In 1978 there was only one art gallery in Connaught and that was in Galway. It was unheard of for professional artists to exhibit outside the cities. The committee invited two professional artists John Behan and Hugh McCormick and an art critic, John Fitzmaurice-Mills to adjudicate the first exhibition and both the artists joined and guided the committee in its early years. One of the first innovations was a change of name and in 1980 when it became The Claremorris Open Exhibition (COE).
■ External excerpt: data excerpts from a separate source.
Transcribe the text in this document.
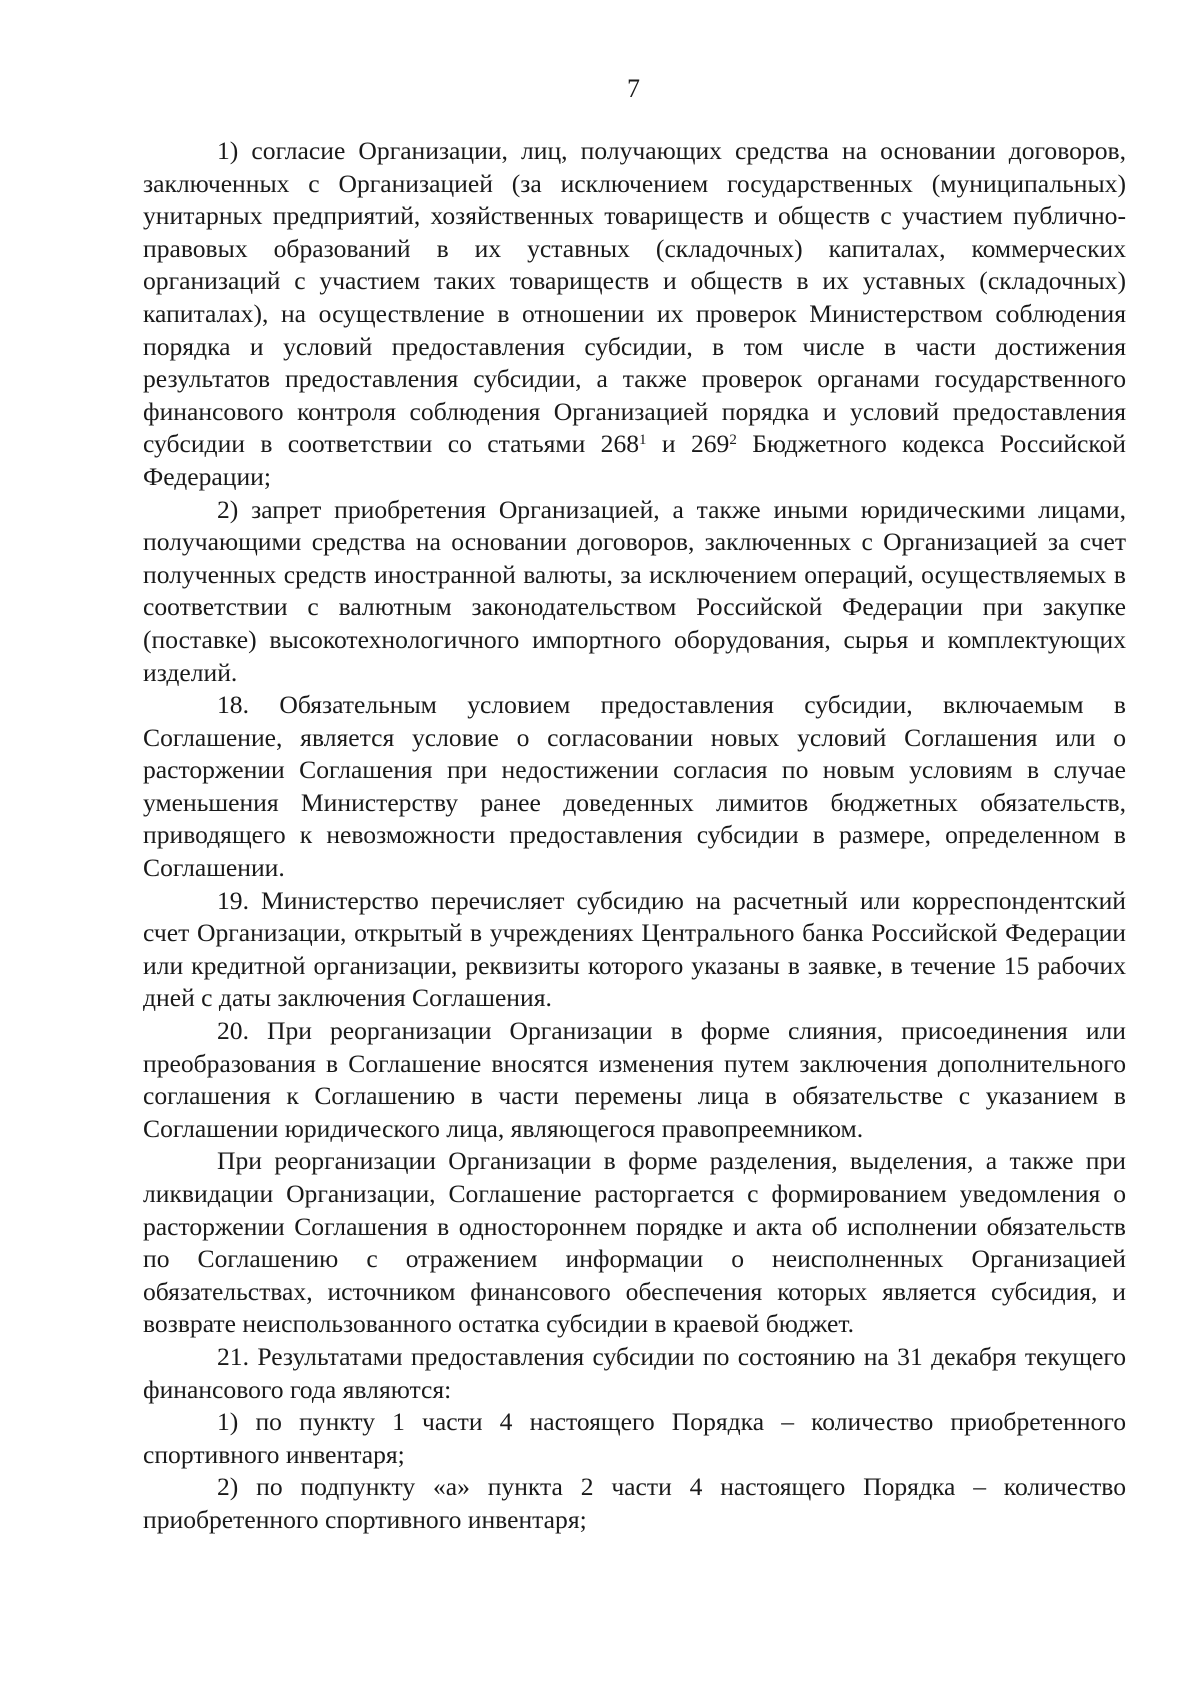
7

1) согласие Организации, лиц, получающих средства на основании договоров, заключенных с Организацией (за исключением государственных (муниципальных) унитарных предприятий, хозяйственных товариществ и обществ с участием публично-правовых образований в их уставных (складочных) капиталах, коммерческих организаций с участием таких товариществ и обществ в их уставных (складочных) капиталах), на осуществление в отношении их проверок Министерством соблюдения порядка и условий предоставления субсидии, в том числе в части достижения результатов предоставления субсидии, а также проверок органами государственного финансового контроля соблюдения Организацией порядка и условий предоставления субсидии в соответствии со статьями $268^1$ и $269^2$ Бюджетного кодекса Российской Федерации;

2) запрет приобретения Организацией, а также иными юридическими лицами, получающими средства на основании договоров, заключенных с Организацией за счет полученных средств иностранной валюты, за исключением операций, осуществляемых в соответствии с валютным законодательством Российской Федерации при закупке (поставке) высокотехнологичного импортного оборудования, сырья и комплектующих изделий.

18. Обязательным условием предоставления субсидии, включаемым в Соглашение, является условие о согласовании новых условий Соглашения или о расторжении Соглашения при недостижении согласия по новым условиям в случае уменьшения Министерству ранее доведенных лимитов бюджетных обязательств, приводящего к невозможности предоставления субсидии в размере, определенном в Соглашении.

19. Министерство перечисляет субсидию на расчетный или корреспондентский счет Организации, открытый в учреждениях Центрального банка Российской Федерации или кредитной организации, реквизиты которого указаны в заявке, в течение 15 рабочих дней с даты заключения Соглашения.

20. При реорганизации Организации в форме слияния, присоединения или преобразования в Соглашение вносятся изменения путем заключения дополнительного соглашения к Соглашению в части перемены лица в обязательстве с указанием в Соглашении юридического лица, являющегося правопреемником.

При реорганизации Организации в форме разделения, выделения, а также при ликвидации Организации, Соглашение расторгается с формированием уведомления о расторжении Соглашения в одностороннем порядке и акта об исполнении обязательств по Соглашению с отражением информации о неисполненных Организацией обязательствах, источником финансового обеспечения которых является субсидия, и возврате неиспользованного остатка субсидии в краевой бюджет.

21. Результатами предоставления субсидии по состоянию на 31 декабря текущего финансового года являются:

1) по пункту 1 части 4 настоящего Порядка – количество приобретенного спортивного инвентаря;

2) по подпункту «а» пункта 2 части 4 настоящего Порядка – количество приобретенного спортивного инвентаря;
Each year a different adjudicator is asked to select the show. He or she is given full responsibility for the exhibition selected. Adjudicators/Curators have been drawn from The British Council, The Arts Councils of Ireland, Scotland, England and Wales, the British Press (Sunday Times, Observer, Daily Telegraph) and from major British and European Galleries.
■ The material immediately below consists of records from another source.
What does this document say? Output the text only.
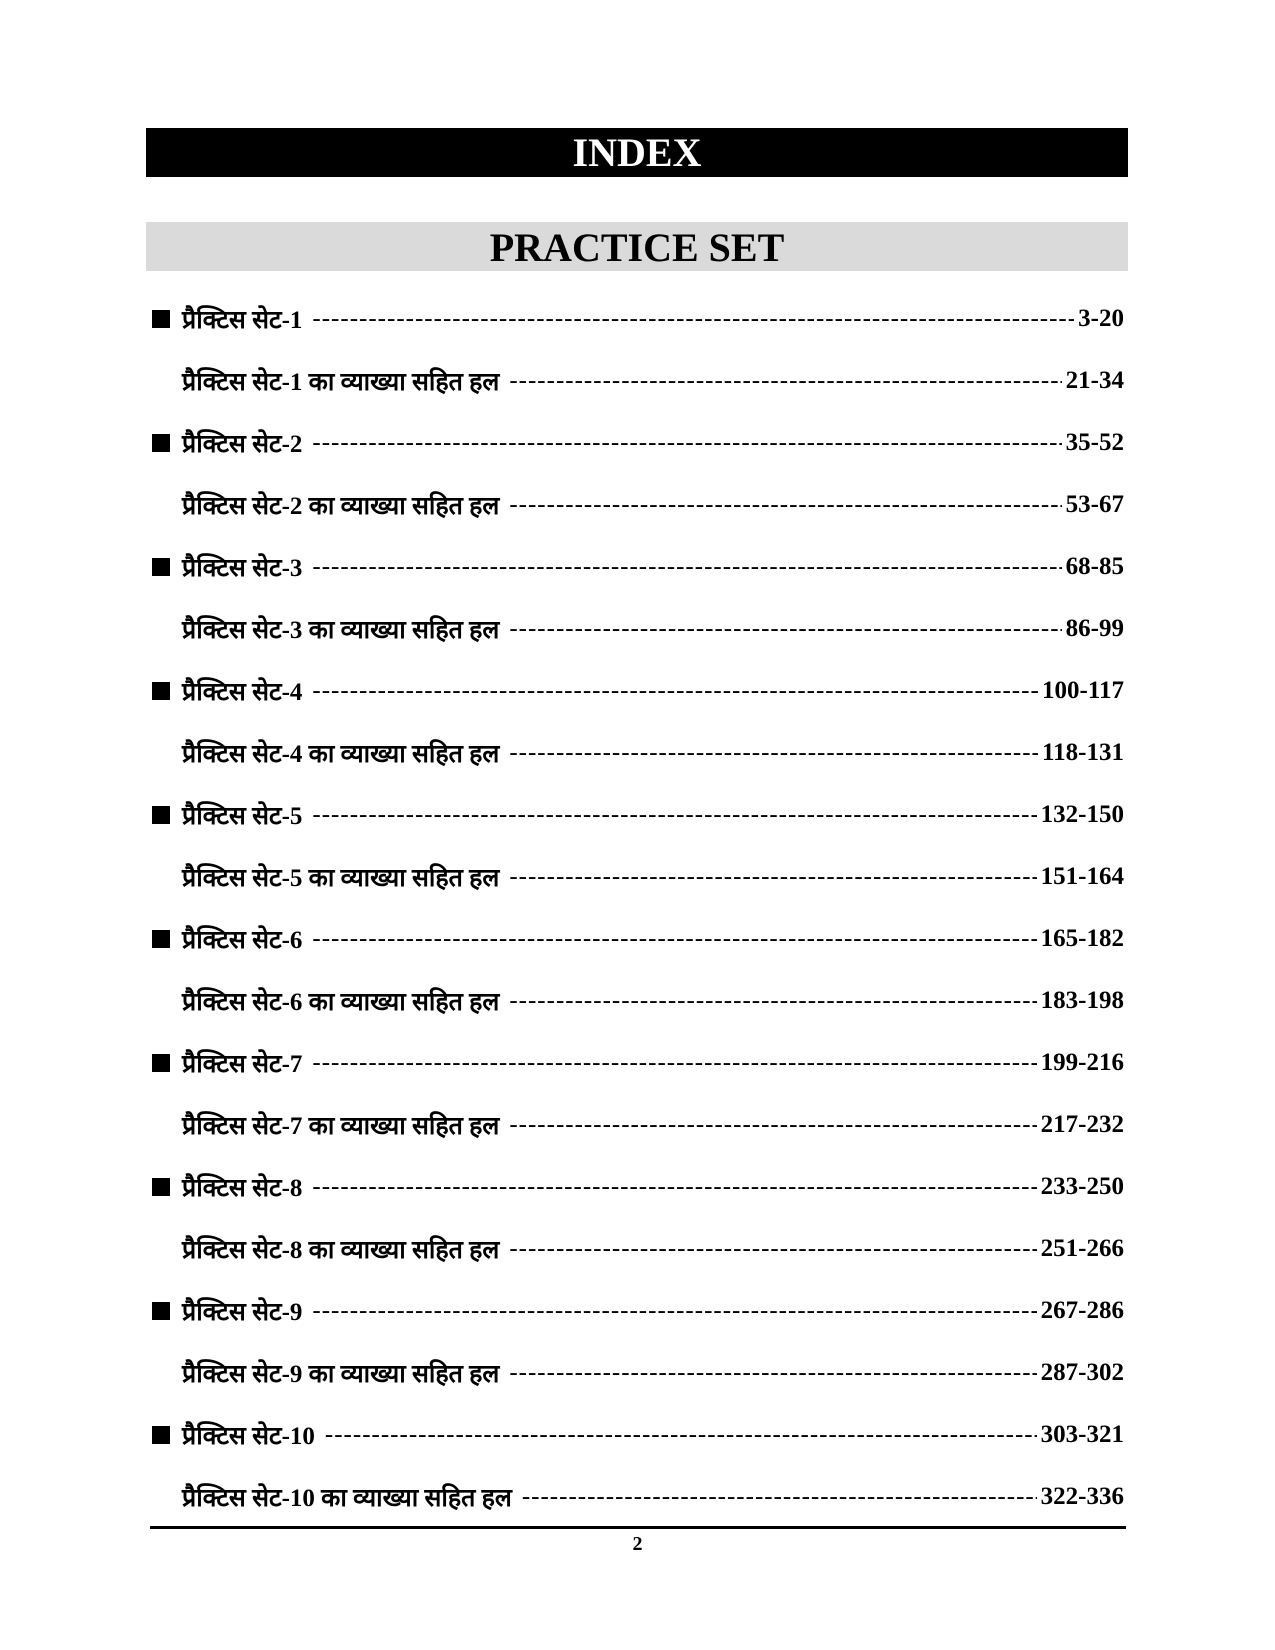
INDEX
PRACTICE SET
प्रैक्टिस सेट-1 -----	3-20
प्रैक्टिस सेट-1 का व्याख्या सहित हल -----	21-34
प्रैक्टिस सेट-2 -----	35-52
प्रैक्टिस सेट-2 का व्याख्या सहित हल -----	53-67
प्रैक्टिस सेट-3 -----	68-85
प्रैक्टिस सेट-3 का व्याख्या सहित हल -----	86-99
प्रैक्टिस सेट-4 -----	100-117
प्रैक्टिस सेट-4 का व्याख्या सहित हल -----	118-131
प्रैक्टिस सेट-5 -----	132-150
प्रैक्टिस सेट-5 का व्याख्या सहित हल -----	151-164
प्रैक्टिस सेट-6 -----	165-182
प्रैक्टिस सेट-6 का व्याख्या सहित हल -----	183-198
प्रैक्टिस सेट-7 -----	199-216
प्रैक्टिस सेट-7 का व्याख्या सहित हल -----	217-232
प्रैक्टिस सेट-8 -----	233-250
प्रैक्टिस सेट-8 का व्याख्या सहित हल -----	251-266
प्रैक्टिस सेट-9 -----	267-286
प्रैक्टिस सेट-9 का व्याख्या सहित हल -----	287-302
प्रैक्टिस सेट-10 -----	303-321
प्रैक्टिस सेट-10 का व्याख्या सहित हल -----	322-336
2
As a result of having their works  appraised by international curators a number of artists who have submitted to COE have been invited to exhibit abroad. Many internationally known Irish artists have been exhibited at COE and because it is an open submission exhibition, lesser known artists have an increased chance of having their work shown.  Over the years many local people and businesses have bought art works from the various exhibitions that have increased in value.
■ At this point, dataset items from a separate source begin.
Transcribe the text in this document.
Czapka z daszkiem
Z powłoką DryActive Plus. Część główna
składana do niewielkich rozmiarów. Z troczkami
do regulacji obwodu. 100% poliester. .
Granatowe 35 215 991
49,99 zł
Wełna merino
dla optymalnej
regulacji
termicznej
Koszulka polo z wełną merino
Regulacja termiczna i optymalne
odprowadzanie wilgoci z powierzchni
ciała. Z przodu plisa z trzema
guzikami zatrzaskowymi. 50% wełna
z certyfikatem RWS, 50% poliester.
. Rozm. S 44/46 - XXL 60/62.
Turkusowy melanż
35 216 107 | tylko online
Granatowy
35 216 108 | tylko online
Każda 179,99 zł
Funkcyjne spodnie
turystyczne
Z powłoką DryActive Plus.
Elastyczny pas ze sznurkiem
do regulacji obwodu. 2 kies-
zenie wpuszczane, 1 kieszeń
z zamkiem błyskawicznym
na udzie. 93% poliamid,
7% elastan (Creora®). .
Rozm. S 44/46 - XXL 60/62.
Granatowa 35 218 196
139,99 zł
The exhibition has brought distinction to the county and the town of Claremorris.  The Arts Council of Northern Ireland brought the exhibition to Belfast in 1986 and in 1992 it went to Sligo and Belfast.  In 1996 the exhibition was brought to Wrexham, a suburb of Newcastle in Northumberland which is twinned with County Mayo.  The exhibition has featured in all the local and national media, on both RTE Radio and TV, BBC, UTV and a special two page feature in McGill Magazine. The author Dermot Healy, who was short-listed for the Booker Prize once said that when he went to live in Belfast in the mid-eighties, he was amazed to hear a group of artists discussing what they were sending to a major exhibition in what he considered to be the back end of Ireland; County Mayo – that was the first time he had heard of Claremorris.

As well as the major show in September, the committee organise a number of solo exhibitions annually. These have highlighted the works of nationally known and local, aspiring artists and have been hugely successful.

Following a professional appraisal funded by The Arts Council in 1997, the exhibition was re-launched and continues in a new format which along with painting, print and sculpture accepts proposals for video, installations and site-specific works.   This brought art on to the streets of the town and introduced it to a new, if sometimes relutant, audience.

The committee is supported by Arts Council of Ireland, The Arts Council of Northern Ireland and the Mayo Co. Council along with national and local businesses and patrons. There is also huge help in kind from the people of Claremorris who annually provide sites and spaces to host the exhibition.

Summing up Gill Hedley, Director of the Contemporary Arts Society in London, said “It is a remarkable institution which flourishes because of the quality of its artists and its supporters.”

The committee is Johnny Kirrane, Kay Brennan, Jarlath Burke, Maria Creighton, Nuala Dalton, Eileen Gleeson, Edward Sweeney, Anne McLoughlin, Marayade O Brien, Nina Warde, Mary Rennick, and Pat Gleeson.